The debate was sparked once again on Jan. 11, when TikTok user Eric Goldie @ericgoldie shared a short clip of an awkward interaction with a fellow passenger. It actually came in response to another TikToker’s comment, who first discussed a similar scenario they had experienced.
“I put my shade down on a 6 am flight this year and the woman behind me kept reaching through the seat to pull it up,” the original TikToker shared. “I almost got arrested.”
Apparently, Goldie knows all too well just how utterly annoying this can be.
“Literally on my flight this morning,” he wrote in his post caption, before sharing a video of the person behind him slowly reaching forward to open his window shade.
But just seconds into the stranger’s attempt, another hand reaches in (presumably belonging to Goldie) and quickly thwarts his efforts. With a quick tap of his hand, Goldie shuts the whole thing down, forcing the stranger to retreat and the window shade to remain closed.
The moment is brief, and as far as we know, no words were exchanged about what took place. But even so, the message from Goldie was clear: Keep your hands off my window shade.
Many TikTokers were equally annoyed with the stranger’s actions and angrily weighed in amid the comments.

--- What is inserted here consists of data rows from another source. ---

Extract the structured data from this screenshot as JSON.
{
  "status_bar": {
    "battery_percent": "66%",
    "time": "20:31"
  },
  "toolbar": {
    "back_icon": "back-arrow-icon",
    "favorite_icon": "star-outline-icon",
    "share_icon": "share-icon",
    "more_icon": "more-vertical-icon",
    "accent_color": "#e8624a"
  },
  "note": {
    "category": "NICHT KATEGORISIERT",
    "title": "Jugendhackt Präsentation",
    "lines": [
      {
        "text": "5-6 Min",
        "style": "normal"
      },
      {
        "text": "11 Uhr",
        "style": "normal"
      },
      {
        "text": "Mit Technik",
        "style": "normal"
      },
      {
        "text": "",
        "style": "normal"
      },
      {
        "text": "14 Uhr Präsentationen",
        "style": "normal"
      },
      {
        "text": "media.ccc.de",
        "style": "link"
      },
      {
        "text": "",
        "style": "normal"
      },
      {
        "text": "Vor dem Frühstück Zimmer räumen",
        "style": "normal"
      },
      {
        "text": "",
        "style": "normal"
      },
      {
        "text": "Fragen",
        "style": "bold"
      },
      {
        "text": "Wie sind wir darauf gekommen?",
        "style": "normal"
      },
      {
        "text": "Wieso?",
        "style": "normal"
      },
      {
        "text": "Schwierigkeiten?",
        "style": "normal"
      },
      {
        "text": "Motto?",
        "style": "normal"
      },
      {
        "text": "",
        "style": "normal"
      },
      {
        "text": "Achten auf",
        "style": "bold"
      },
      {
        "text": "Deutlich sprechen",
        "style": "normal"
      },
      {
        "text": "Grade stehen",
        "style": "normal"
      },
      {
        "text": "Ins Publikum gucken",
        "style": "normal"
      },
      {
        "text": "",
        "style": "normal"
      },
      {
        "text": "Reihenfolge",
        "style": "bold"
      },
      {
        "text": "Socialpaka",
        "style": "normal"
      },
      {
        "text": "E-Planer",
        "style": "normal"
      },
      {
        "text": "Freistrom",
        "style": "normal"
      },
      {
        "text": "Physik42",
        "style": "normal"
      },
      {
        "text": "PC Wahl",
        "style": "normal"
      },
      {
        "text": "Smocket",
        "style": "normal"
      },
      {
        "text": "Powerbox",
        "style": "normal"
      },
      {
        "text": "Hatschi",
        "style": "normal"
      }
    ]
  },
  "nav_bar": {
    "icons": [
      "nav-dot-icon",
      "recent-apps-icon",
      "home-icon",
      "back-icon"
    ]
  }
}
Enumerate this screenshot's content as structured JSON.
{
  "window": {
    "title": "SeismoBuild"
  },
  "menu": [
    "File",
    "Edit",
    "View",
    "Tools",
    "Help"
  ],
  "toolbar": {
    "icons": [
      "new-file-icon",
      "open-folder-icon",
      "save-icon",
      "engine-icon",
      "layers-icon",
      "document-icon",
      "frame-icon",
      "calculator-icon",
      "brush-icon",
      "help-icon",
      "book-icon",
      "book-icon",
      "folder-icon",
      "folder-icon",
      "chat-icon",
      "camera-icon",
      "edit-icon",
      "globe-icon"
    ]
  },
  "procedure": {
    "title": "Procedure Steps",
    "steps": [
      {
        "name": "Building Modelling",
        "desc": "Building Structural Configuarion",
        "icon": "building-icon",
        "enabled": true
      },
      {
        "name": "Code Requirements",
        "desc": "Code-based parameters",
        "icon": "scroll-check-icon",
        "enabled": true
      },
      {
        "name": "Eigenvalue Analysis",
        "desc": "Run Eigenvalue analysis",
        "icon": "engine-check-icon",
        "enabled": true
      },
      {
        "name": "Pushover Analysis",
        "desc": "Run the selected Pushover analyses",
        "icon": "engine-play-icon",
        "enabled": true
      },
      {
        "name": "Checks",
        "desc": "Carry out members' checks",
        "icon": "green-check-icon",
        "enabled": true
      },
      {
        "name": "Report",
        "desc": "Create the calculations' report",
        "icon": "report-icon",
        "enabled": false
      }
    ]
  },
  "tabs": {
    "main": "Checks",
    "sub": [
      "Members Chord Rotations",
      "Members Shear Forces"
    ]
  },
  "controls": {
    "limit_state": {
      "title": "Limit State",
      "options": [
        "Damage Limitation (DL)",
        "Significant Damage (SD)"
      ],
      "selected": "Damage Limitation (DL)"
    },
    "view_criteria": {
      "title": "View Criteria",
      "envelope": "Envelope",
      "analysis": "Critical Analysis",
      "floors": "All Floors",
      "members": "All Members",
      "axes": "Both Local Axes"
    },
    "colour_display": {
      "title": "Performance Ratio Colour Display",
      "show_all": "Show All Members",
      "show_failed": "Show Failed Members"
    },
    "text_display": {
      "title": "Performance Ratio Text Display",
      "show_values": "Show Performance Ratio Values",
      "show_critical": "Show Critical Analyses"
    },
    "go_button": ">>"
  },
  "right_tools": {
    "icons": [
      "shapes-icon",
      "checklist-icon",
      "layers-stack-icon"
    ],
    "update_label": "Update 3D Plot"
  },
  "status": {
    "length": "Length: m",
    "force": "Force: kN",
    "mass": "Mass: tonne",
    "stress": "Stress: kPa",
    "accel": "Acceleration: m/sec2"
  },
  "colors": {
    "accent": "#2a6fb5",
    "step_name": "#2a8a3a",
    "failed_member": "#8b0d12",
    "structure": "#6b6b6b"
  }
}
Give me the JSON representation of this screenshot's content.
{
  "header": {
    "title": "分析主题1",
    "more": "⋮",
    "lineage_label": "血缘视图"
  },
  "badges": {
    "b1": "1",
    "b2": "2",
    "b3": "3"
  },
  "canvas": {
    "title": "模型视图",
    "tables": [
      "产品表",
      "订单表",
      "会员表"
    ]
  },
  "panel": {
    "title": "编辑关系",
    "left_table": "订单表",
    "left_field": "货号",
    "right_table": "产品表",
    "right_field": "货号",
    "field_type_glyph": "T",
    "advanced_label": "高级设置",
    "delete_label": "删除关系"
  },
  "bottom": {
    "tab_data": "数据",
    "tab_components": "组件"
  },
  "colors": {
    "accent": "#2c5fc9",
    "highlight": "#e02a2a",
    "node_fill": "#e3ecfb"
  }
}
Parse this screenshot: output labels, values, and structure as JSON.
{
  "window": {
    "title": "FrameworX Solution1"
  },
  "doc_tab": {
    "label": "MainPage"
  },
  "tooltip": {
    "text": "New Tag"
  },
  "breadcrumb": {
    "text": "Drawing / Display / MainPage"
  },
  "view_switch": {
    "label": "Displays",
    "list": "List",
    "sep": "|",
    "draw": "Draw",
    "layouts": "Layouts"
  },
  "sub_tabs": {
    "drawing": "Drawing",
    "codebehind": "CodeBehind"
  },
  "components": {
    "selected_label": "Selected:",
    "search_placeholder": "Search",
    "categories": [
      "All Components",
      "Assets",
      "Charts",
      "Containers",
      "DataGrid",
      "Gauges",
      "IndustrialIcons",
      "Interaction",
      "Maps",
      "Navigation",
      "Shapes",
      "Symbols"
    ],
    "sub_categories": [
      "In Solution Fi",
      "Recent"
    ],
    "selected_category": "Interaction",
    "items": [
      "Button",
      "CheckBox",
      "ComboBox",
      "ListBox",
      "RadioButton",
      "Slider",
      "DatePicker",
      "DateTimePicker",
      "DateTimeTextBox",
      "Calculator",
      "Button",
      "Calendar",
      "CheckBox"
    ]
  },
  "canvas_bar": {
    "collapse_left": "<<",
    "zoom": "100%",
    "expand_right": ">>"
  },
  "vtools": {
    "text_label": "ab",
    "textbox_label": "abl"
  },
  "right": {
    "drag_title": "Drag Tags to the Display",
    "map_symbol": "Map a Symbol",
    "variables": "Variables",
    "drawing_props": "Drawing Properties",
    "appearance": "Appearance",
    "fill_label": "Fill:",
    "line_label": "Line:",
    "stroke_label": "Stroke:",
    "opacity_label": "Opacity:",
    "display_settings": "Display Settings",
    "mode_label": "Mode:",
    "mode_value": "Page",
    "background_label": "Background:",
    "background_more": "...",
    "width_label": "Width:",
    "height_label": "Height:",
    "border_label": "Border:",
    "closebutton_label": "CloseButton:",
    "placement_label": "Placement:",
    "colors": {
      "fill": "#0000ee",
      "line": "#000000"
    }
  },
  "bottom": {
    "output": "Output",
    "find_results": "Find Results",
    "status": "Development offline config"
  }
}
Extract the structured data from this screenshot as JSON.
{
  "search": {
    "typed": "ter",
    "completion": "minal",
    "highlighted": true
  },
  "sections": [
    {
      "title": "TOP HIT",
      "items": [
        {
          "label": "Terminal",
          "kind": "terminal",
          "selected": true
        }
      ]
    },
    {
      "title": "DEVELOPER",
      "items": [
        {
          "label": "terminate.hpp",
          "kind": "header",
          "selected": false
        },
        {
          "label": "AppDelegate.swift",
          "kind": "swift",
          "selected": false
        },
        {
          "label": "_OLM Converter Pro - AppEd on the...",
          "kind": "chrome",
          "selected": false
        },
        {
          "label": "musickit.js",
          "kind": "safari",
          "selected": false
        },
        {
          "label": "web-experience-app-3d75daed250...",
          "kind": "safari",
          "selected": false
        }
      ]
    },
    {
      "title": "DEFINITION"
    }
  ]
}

“Can’t they open their own window???” one person asked.
“The way I watched this multiple times and got triggered every time,” wrote someone else.
“The audacity of people!” another person chimed in.
To be fair, some TikTokers pointed out the gray area around “shared” airplane windows.
“I get so confused when the window is 50/50 between seats,” admitted one person. “Who owns it?”
But others said it’s really not that complicated when you think about it.
“If you have to reach into the person’s personal space behind or in front of you, it’s not your window,” one person declared.
Several people even offered some alternative ideas for shutting down similar behavior in the future.
“Be awkward and stroke their hand,” one person suggested.
“I’m not proud of this moment, but this has happened to me before,” said someone else. “I had to sneeze and I let it rip all over her hand. It worked.”
But one other person’s suggestion seemed to be the least aggressive (and most successful) method: “I carry a small blanket and shove it into that space so people can’t do that to me anymore,” they said.